Qué lástima de actores
Quienes sostienen que la novela ha muerto como género literario de la modernidad, deben leer con toda urgencia a Marta Sanz (Madrid, 1967). En los últimos años –recordemos tan sólo «Daniela Astor y la caja negra»– esta narradora ha construido un espacio de ficción marcado por una creativa ironía, la originalidad de atrabiliarios argumentos y grotescos personajes, así como una irrenunciable crítica social de humorística lucidez. «Farándula», reciente Premio Herralde de Novela, es una historia ambientada en el mundo del teatro como reflejo de las luces y sombras de la propia condición humana, incidiendo, de paso, en una particular feria de las vanidades donde los dramas íntimos de los protagonistas conviven con un aparatoso y mundano glamour.
Todo arranca con el proyecto de llevar a escena la trama de «Eva al desnudo», la mítica película de Joseph L. Mankiewicz, lo que da entrada a una variada tipología actoral: Laura Falcón, reconocida diva que envejece dignamente; Ana Urrutia, aquejada de síndrome de Diógenes; Natalia de Miguel, ilusionada aspirante al triunfo inmediato; el arribista y fantasmal Lorenzo Lucas; y, sobre todo, Daniel Valls, reivindicativo actor contestatario, engreído y oportunista.
Toda esta fauna habita una atmósfera de galopantes narcisismos, inextinguibles odios personales, fracasadas seducciones amorosas, incontables susceptibilidades heridas, y una arraigada ternura también en todo ello, seña identitaria de unos desvalidos seres obsesionados con la fama y el éxito. No en vano, el filme de referencia subraya el carácter taimado de un ámbito en el que una joven meritoria desbanca, con melosos engaños, a la endiosada –inolvidable Bette Davis– primera actriz. En «Farándula» un personaje pregunta a otro el significado de esta palabra, y leemos: «La farándula es la síntesis de faralaes y tarántula» (pág. 113).

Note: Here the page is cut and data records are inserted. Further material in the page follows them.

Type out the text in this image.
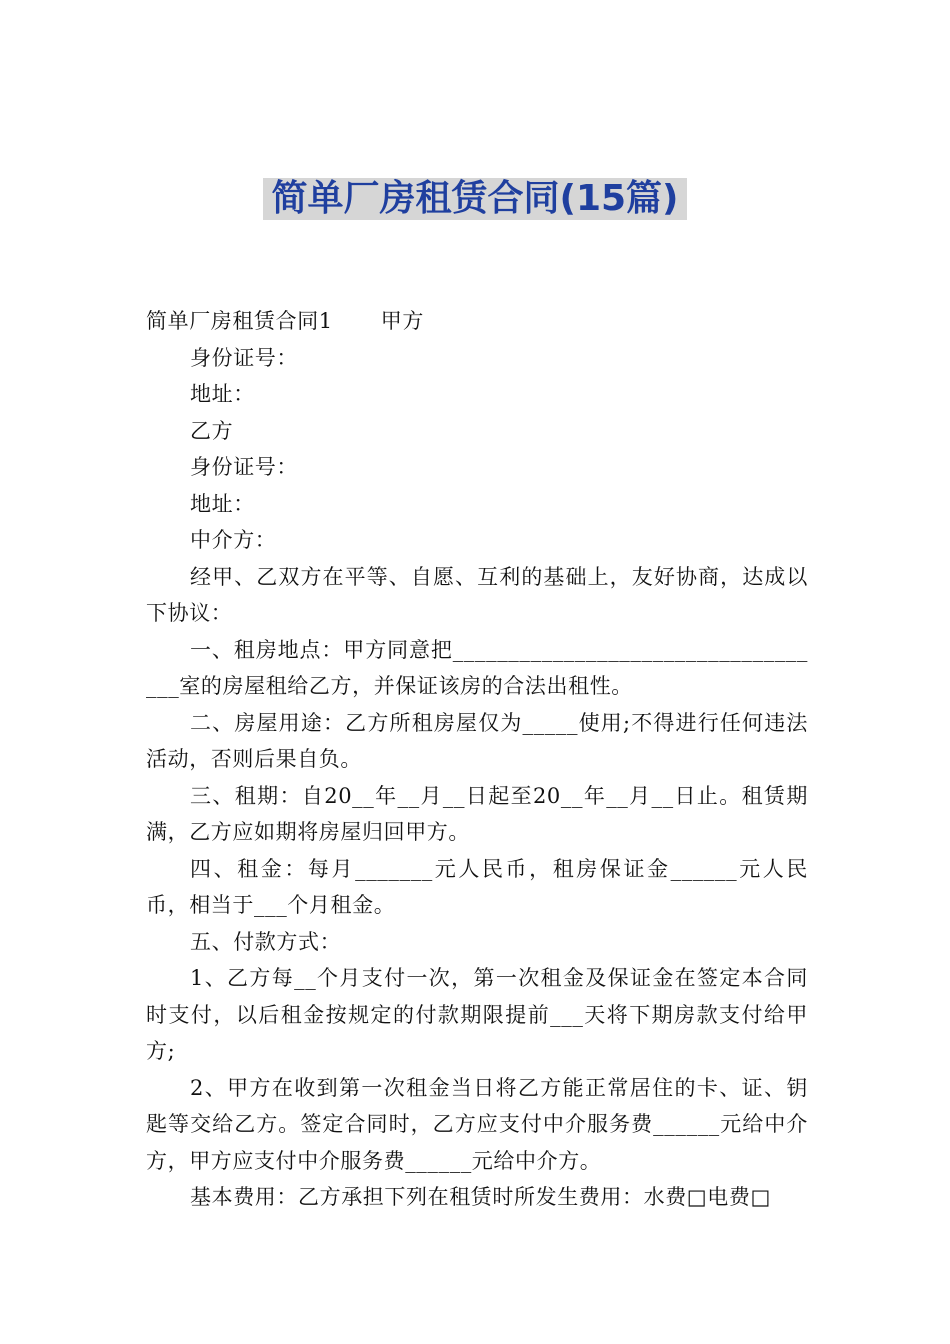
简单厂房租赁合同(15篇)

简单厂房租赁合同1 甲方

身份证号：

地址：

乙方

身份证号：

地址：

中介方：

经甲、乙双方在平等、自愿、互利的基础上，友好协商，达成以下协议：

一、租房地点：甲方同意把________________________________ ___室的房屋租给乙方，并保证该房的合法出租性。

二、房屋用途：乙方所租房屋仅为_____使用;不得进行任何违法活动，否则后果自负。

三、租期：自20__年__月__日起至20__年__月__日止。租赁期满，乙方应如期将房屋归回甲方。

四、租金：每月_______元人民币，租房保证金______元人民币，相当于___个月租金。

五、付款方式：

1、乙方每__个月支付一次，第一次租金及保证金在签定本合同时支付，以后租金按规定的付款期限提前___天将下期房款支付给甲方;

2、甲方在收到第一次租金当日将乙方能正常居住的卡、证、钥匙等交给乙方。签定合同时，乙方应支付中介服务费______元给中介方，甲方应支付中介服务费______元给中介方。

基本费用：乙方承担下列在租赁时所发生费用：水费□电费□
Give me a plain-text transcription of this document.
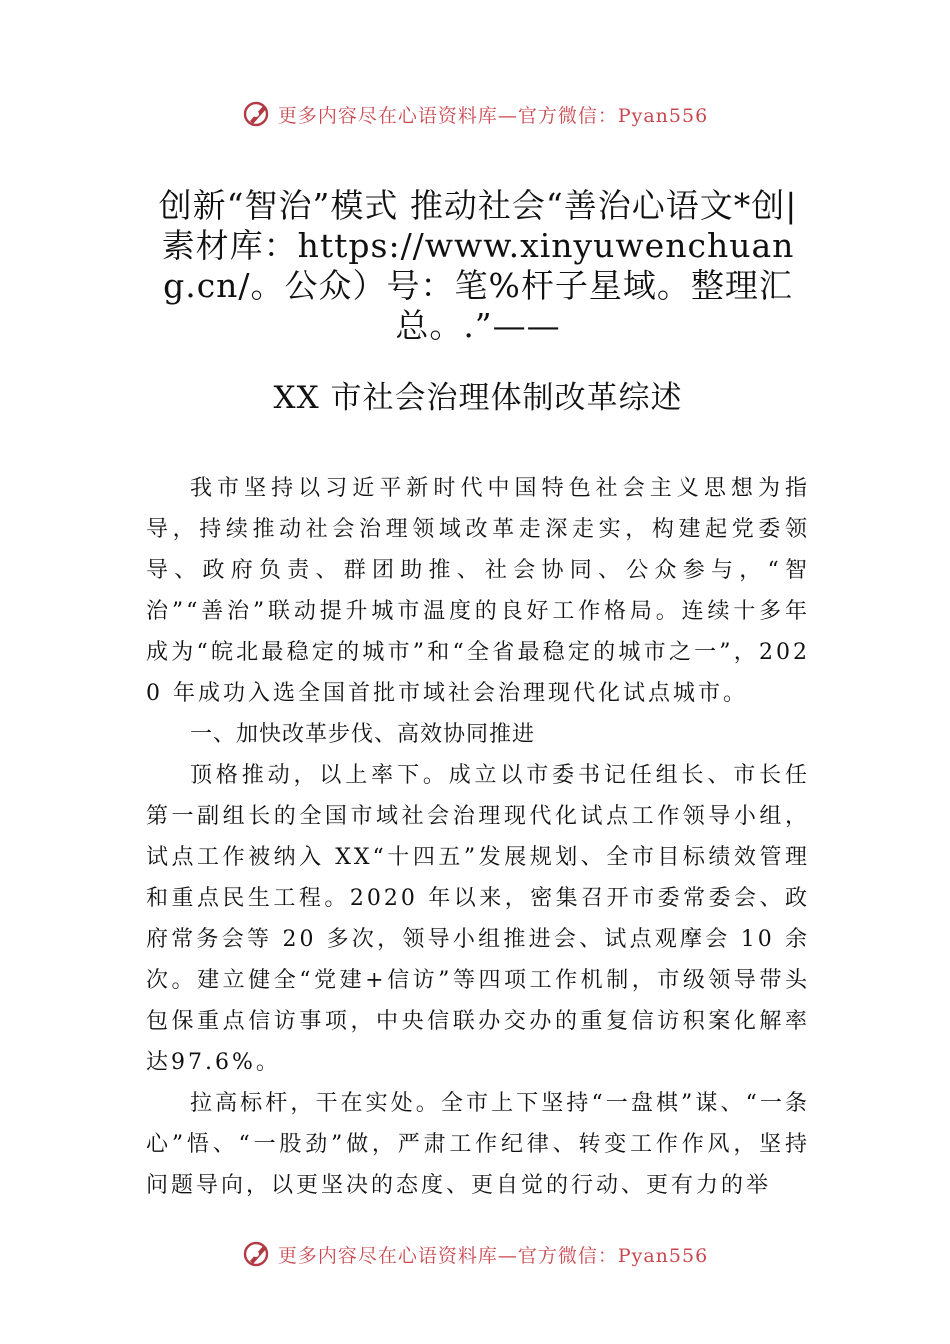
更多内容尽在心语资料库—官方微信：Pyan556
创新“智治”模式 推动社会“善治心语文*创|素材库：https://www.xinyuwenchuang.cn/。公众）号：笔%杆子星域。整理汇总。.”——
XX 市社会治理体制改革综述

我市坚持以习近平新时代中国特色社会主义思想为指导，持续推动社会治理领域改革走深走实，构建起党委领导、政府负责、群团助推、社会协同、公众参与，“智治”“善治”联动提升城市温度的良好工作格局。连续十多年成为“皖北最稳定的城市”和“全省最稳定的城市之一”，2020 年成功入选全国首批市域社会治理现代化试点城市。

一、加快改革步伐、高效协同推进

顶格推动，以上率下。成立以市委书记任组长、市长任第一副组长的全国市域社会治理现代化试点工作领导小组， 试点工作被纳入 XX“十四五”发展规划、全市目标绩效管理和重点民生工程。2020 年以来，密集召开市委常委会、政府常务会等 20 多次，领导小组推进会、试点观摩会 10 余次。建立健全“党建+信访”等四项工作机制，市级领导带头包保重点信访事项，中央信联办交办的重复信访积案化解率达97.6%。

拉高标杆，干在实处。全市上下坚持“一盘棋”谋、“一条心”悟、“一股劲”做，严肃工作纪律、转变工作作风，坚持问题导向，以更坚决的态度、更自觉的行动、更有力的举

更多内容尽在心语资料库—官方微信：Pyan556
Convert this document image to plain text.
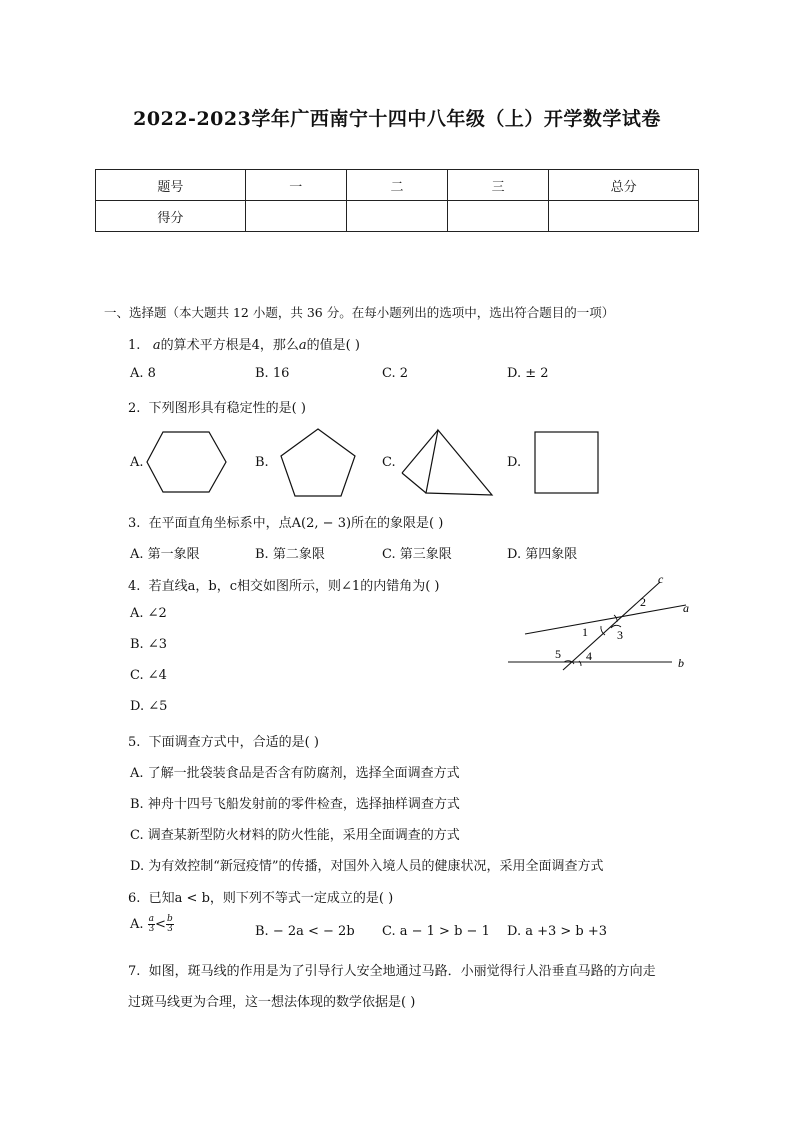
2022-2023学年广西南宁十四中八年级（上）开学数学试卷
题号	一	二	三	总分
得分				
一、选择题（本大题共 12 小题，共 36 分。在每小题列出的选项中，选出符合题目的一项）
1. a的算术平方根是4，那么a的值是( )
A. 8	B. 16	C. 2	D. ± 2
2. 下列图形具有稳定性的是( )
A.	B.	C.	D.
3. 在平面直角坐标系中，点A(2, − 3)所在的象限是( )
A. 第一象限	B. 第二象限	C. 第三象限	D. 第四象限
4. 若直线a，b，c相交如图所示，则∠1的内错角为( )
A. ∠2
B. ∠3
C. ∠4
D. ∠5
c
a
b
1
2
3
4
5
5. 下面调查方式中，合适的是( )
A. 了解一批袋装食品是否含有防腐剂，选择全面调查方式
B. 神舟十四号飞船发射前的零件检查，选择抽样调查方式
C. 调查某新型防火材料的防火性能，采用全面调查的方式
D. 为有效控制“新冠疫情”的传播，对国外入境人员的健康状况，采用全面调查方式
6. 已知a < b，则下列不等式一定成立的是( )
A. $\frac{a}{3} < \frac{b}{3}$	B. − 2a < − 2b C. a − 1 > b − 1 D. a +3 > b +3
7. 如图，斑马线的作用是为了引导行人安全地通过马路．小丽觉得行人沿垂直马路的方向走
过斑马线更为合理，这一想法体现的数学依据是( )
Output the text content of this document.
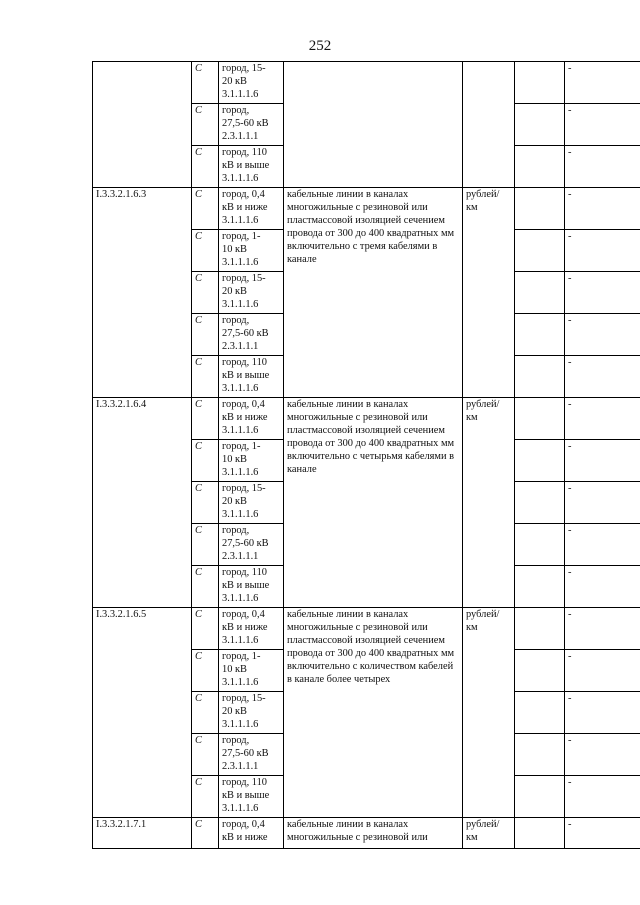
252
	С	город, 15-
20 кВ
3.1.1.1.6				-
	С	город,
27,5-60 кВ
2.3.1.1.1				-
	С	город, 110
кВ и выше
3.1.1.1.6				-
I.3.3.2.1.6.3	С	город, 0,4
кВ и ниже
3.1.1.1.6	кабельные линии в каналах многожильные с резиновой или пластмассовой изоляцией сечением провода от 300 до 400 квадратных мм включительно с тремя кабелями в канале	рублей/
км		-
	С	город, 1-
10 кВ
3.1.1.1.6				-
	С	город, 15-
20 кВ
3.1.1.1.6				-
	С	город,
27,5-60 кВ
2.3.1.1.1				-
	С	город, 110
кВ и выше
3.1.1.1.6				-
I.3.3.2.1.6.4	С	город, 0,4
кВ и ниже
3.1.1.1.6	кабельные линии в каналах многожильные с резиновой или пластмассовой изоляцией сечением провода от 300 до 400 квадратных мм включительно с четырьмя кабелями в канале	рублей/
км		-
	С	город, 1-
10 кВ
3.1.1.1.6				-
	С	город, 15-
20 кВ
3.1.1.1.6				-
	С	город,
27,5-60 кВ
2.3.1.1.1				-
	С	город, 110
кВ и выше
3.1.1.1.6				-
I.3.3.2.1.6.5	С	город, 0,4
кВ и ниже
3.1.1.1.6	кабельные линии в каналах многожильные с резиновой или пластмассовой изоляцией сечением провода от 300 до 400 квадратных мм включительно с количеством кабелей в канале более четырех	рублей/
км		-
	С	город, 1-
10 кВ
3.1.1.1.6				-
	С	город, 15-
20 кВ
3.1.1.1.6				-
	С	город,
27,5-60 кВ
2.3.1.1.1				-
	С	город, 110
кВ и выше
3.1.1.1.6				-
I.3.3.2.1.7.1	С	город, 0,4
кВ и ниже	кабельные линии в каналах многожильные с резиновой или	рублей/
км		-
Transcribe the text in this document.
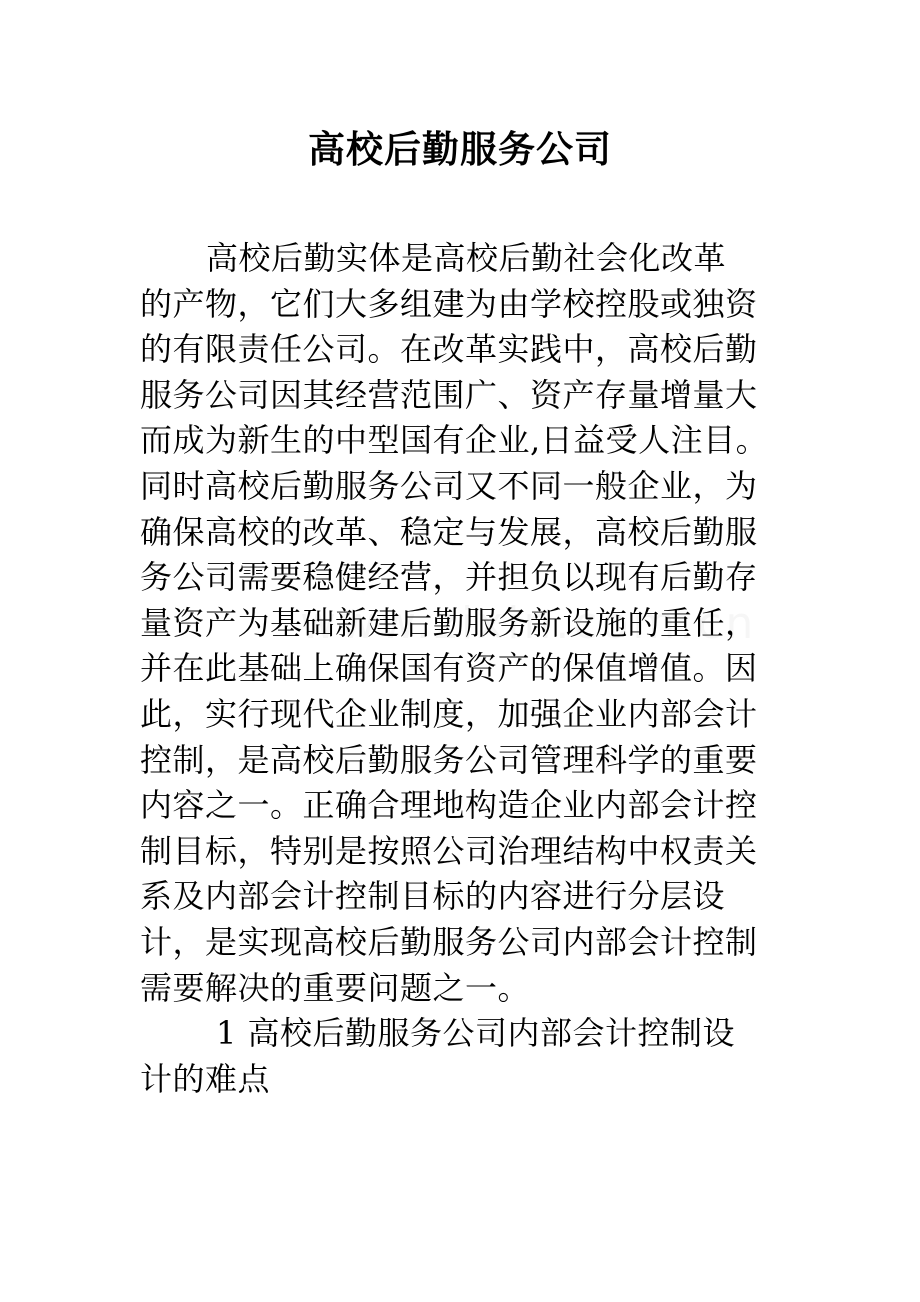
高校后勤服务公司
高校后勤实体是高校后勤社会化改革
的产物，它们大多组建为由学校控股或独资
的有限责任公司。在改革实践中，高校后勤
服务公司因其经营范围广、资产存量增量大
而成为新生的中型国有企业,日益受人注目。
同时高校后勤服务公司又不同一般企业，为
确保高校的改革、稳定与发展，高校后勤服
务公司需要稳健经营，并担负以现有后勤存
量资产为基础新建后勤服务新设施的重任，
并在此基础上确保国有资产的保值增值。因
此，实行现代企业制度，加强企业内部会计
控制，是高校后勤服务公司管理科学的重要
内容之一。正确合理地构造企业内部会计控
制目标，特别是按照公司治理结构中权责关
系及内部会计控制目标的内容进行分层设
计，是实现高校后勤服务公司内部会计控制
需要解决的重要问题之一。
1 高校后勤服务公司内部会计控制设
计的难点
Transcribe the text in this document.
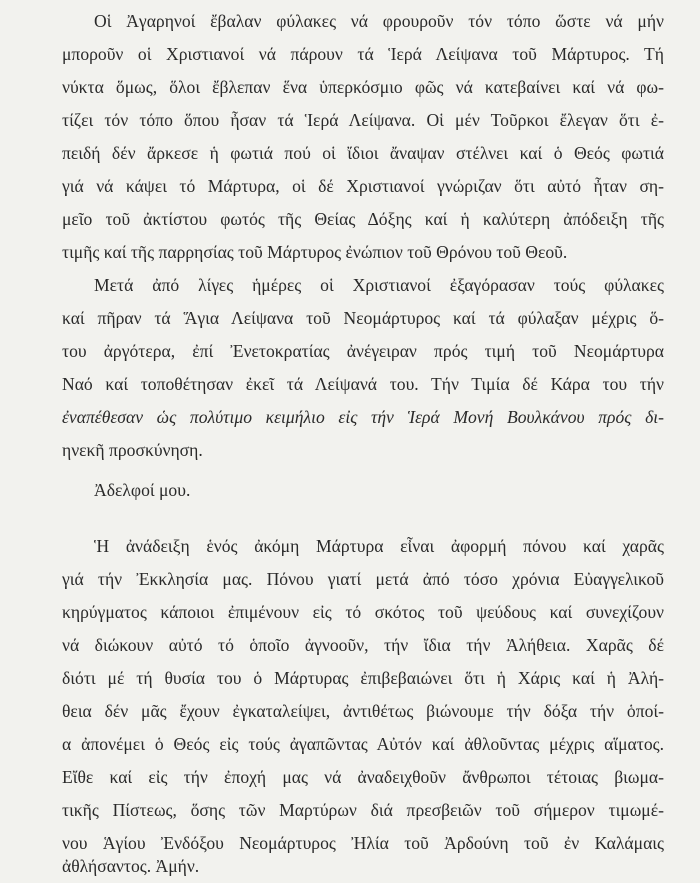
Οἱ Ἀγαρηνοί ἔβαλαν φύλακες νά φρουροῦν τόν τόπο ὥστε νά μήν
μποροῦν οἱ Χριστιανοί νά πάρουν τά Ἱερά Λείψανα τοῦ Μάρτυρος. Τή
νύκτα ὅμως, ὅλοι ἔβλεπαν ἕνα ὑπερκόσμιο φῶς νά κατεβαίνει καί νά φω-
τίζει τόν τόπο ὅπου ἦσαν τά Ἱερά Λείψανα. Οἱ μέν Τοῦρκοι ἔλεγαν ὅτι ἐ-
πειδή δέν ἄρκεσε ἡ φωτιά πού οἱ ἴδιοι ἄναψαν στέλνει καί ὁ Θεός φωτιά
γιά νά κάψει τό Μάρτυρα, οἱ δέ Χριστιανοί γνώριζαν ὅτι αὐτό ἦταν ση-
μεῖο τοῦ ἀκτίστου φωτός τῆς Θείας Δόξης καί ἡ καλύτερη ἀπόδειξη τῆς
τιμῆς καί τῆς παρρησίας τοῦ Μάρτυρος ἐνώπιον τοῦ Θρόνου τοῦ Θεοῦ.
Μετά ἀπό λίγες ἡμέρες οἱ Χριστιανοί ἐξαγόρασαν τούς φύλακες
καί πῆραν τά Ἅγια Λείψανα τοῦ Νεομάρτυρος καί τά φύλαξαν μέχρις ὅ-
του ἀργότερα, ἐπί Ἐνετοκρατίας ἀνέγειραν πρός τιμή τοῦ Νεομάρτυρα
Ναό καί τοποθέτησαν ἐκεῖ τά Λείψανά του. Τήν Τιμία δέ Κάρα του τήν
ἐναπέθεσαν ὡς πολύτιμο κειμήλιο εἰς τήν Ἱερά Μονή Βουλκάνου πρός δι-
ηνεκῆ προσκύνηση.
Ἀδελφοί μου.
Ἡ ἀνάδειξη ἑνός ἀκόμη Μάρτυρα εἶναι ἀφορμή πόνου καί χαρᾶς
γιά τήν Ἐκκλησία μας. Πόνου γιατί μετά ἀπό τόσο χρόνια Εὐαγγελικοῦ
κηρύγματος κάποιοι ἐπιμένουν εἰς τό σκότος τοῦ ψεύδους καί συνεχίζουν
νά διώκουν αὐτό τό ὁποῖο ἀγνοοῦν, τήν ἴδια τήν Ἀλήθεια. Χαρᾶς δέ
διότι μέ τή θυσία του ὁ Μάρτυρας ἐπιβεβαιώνει ὅτι ἡ Χάρις καί ἡ Ἀλή-
θεια δέν μᾶς ἔχουν ἐγκαταλείψει, ἀντιθέτως βιώνουμε τήν δόξα τήν ὁποί-
α ἀπονέμει ὁ Θεός εἰς τούς ἀγαπῶντας Αὐτόν καί ἀθλοῦντας μέχρις αἵματος.
Εἴθε καί εἰς τήν ἐποχή μας νά ἀναδειχθοῦν ἄνθρωποι τέτοιας βιωμα-
τικῆς Πίστεως, ὅσης τῶν Μαρτύρων διά πρεσβειῶν τοῦ σήμερον τιμωμέ-
νου Ἁγίου Ἐνδόξου Νεομάρτυρος Ἠλία τοῦ Ἀρδούνη τοῦ ἐν Καλάμαις
ἀθλήσαντος. Ἀμήν.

Servidumbre y grandeza, alegría y veneno del viejo arte de la interpretación y el fingimiento, desfilan por estas páginas el ceremonioso boato de premios y distinciones, las solidarias galas benéficas o el sempiterno proyecto de las casas del actor jubilado; lujo y filantropía que no esconden una cierta desolada mirada: «En el oficio de actor siempre habían existido las clases y cierta movilidad social: bufones, chaperillos, chicas de alterne, cuatro ojos, gafapastas, grandes lectores, friquis, bohemios, semidioses, idolillos, titanes, divas, recogepelotas y gente de orden» (pág. 211).